The Claude Worthington Benedum Foundation grant requires that all three autism treatment centers work collaboratively in order to train BCBAs over the next year. The grant money has been matched to the tune of $515,000 by all three parties and the goal is to train and retain 15 analysts.

This is according to Dr. Jodi Lindsey, a pediatric neurologist who is the director of WVU Children’s Neurodevelopmental Center.

“There’s a significant shortage in our state of trained and certified professionals able to provide this therapy, which is the gold standard evidence-based treatment, particularly in the management of autism,” Lindsey said. “We through, a combined effort of this grant, are going to provide the clinical oversight and training of these professionals with the hope to then retain them within our state to provide greater services to our patients and our families.”

Lindsey said the shortage is due to a mixture of factors including the ability of programs to provide training for these professionals. In addition, she said, there are not enough positions for BCBAs within West Virginia, which makes them leave the state to find work.
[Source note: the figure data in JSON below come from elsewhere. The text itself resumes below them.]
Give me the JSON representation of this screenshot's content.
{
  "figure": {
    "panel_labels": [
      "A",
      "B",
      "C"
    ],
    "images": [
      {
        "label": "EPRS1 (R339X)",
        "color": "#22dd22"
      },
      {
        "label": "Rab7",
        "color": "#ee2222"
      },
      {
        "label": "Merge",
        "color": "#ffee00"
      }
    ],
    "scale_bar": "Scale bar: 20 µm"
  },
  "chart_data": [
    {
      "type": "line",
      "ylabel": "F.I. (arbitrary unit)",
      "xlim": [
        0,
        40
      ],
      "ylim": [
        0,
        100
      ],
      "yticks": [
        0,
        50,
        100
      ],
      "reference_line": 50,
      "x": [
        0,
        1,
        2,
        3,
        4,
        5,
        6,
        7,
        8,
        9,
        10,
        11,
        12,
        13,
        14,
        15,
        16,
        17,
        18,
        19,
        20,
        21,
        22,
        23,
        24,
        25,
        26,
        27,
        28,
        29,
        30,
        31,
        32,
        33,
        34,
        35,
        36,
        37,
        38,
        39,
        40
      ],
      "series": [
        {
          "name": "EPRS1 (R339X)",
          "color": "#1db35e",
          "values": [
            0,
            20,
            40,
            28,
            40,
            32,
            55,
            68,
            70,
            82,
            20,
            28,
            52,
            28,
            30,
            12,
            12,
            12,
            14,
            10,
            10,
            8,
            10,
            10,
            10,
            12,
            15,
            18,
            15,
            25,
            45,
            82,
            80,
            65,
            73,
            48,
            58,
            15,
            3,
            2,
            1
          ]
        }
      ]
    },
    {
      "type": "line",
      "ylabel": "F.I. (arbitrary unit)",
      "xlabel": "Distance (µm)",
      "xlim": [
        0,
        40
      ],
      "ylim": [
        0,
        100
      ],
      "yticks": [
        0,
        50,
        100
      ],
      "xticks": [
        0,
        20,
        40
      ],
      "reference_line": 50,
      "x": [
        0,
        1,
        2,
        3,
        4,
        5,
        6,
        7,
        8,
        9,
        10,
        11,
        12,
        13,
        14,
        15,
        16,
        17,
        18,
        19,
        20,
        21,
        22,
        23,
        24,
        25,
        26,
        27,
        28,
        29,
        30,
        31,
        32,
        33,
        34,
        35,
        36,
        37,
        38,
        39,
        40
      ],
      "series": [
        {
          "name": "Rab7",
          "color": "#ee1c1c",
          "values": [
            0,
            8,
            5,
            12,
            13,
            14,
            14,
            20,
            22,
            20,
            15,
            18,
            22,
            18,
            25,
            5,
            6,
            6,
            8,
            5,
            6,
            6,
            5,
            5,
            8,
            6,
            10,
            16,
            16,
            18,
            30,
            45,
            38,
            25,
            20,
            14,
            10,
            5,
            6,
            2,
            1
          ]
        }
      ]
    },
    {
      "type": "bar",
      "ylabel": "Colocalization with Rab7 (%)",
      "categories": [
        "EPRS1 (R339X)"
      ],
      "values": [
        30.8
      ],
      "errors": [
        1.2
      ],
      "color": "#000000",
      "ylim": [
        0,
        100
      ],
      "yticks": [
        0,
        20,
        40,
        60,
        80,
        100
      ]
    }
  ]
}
However, she said this grant will help them change these elements. WVU Medicine has been working hard in the past few years to advocate for better insurance coverage for this kind of therapy, which is opening the door to help recruit providers to remain within the state and provide those services Lindsey said.

“It has been a huge hole for our families and us as providers and the inability to provide this recommended therapy for our patients with autism,” she said. “We know, as I stated, the gold standard treatment for our patients with early intervention being the most effective. So the sooner that we’re able to start these services with these patients and families, the better prognosis that patient is going to have, the better developmental progression we’re going to see.”

She said it was particularly important to start intensive interventions using ABA starting at 2 up to 6 years of age. With this program, once the analysts are certified, they can supervise 10 behavioral positions underneath them, drastically improving the available services to treat autism and other neurodevelopmental disorders.

Lindsey said the goal is to make this a recurring grant they receive for the foreseeable future.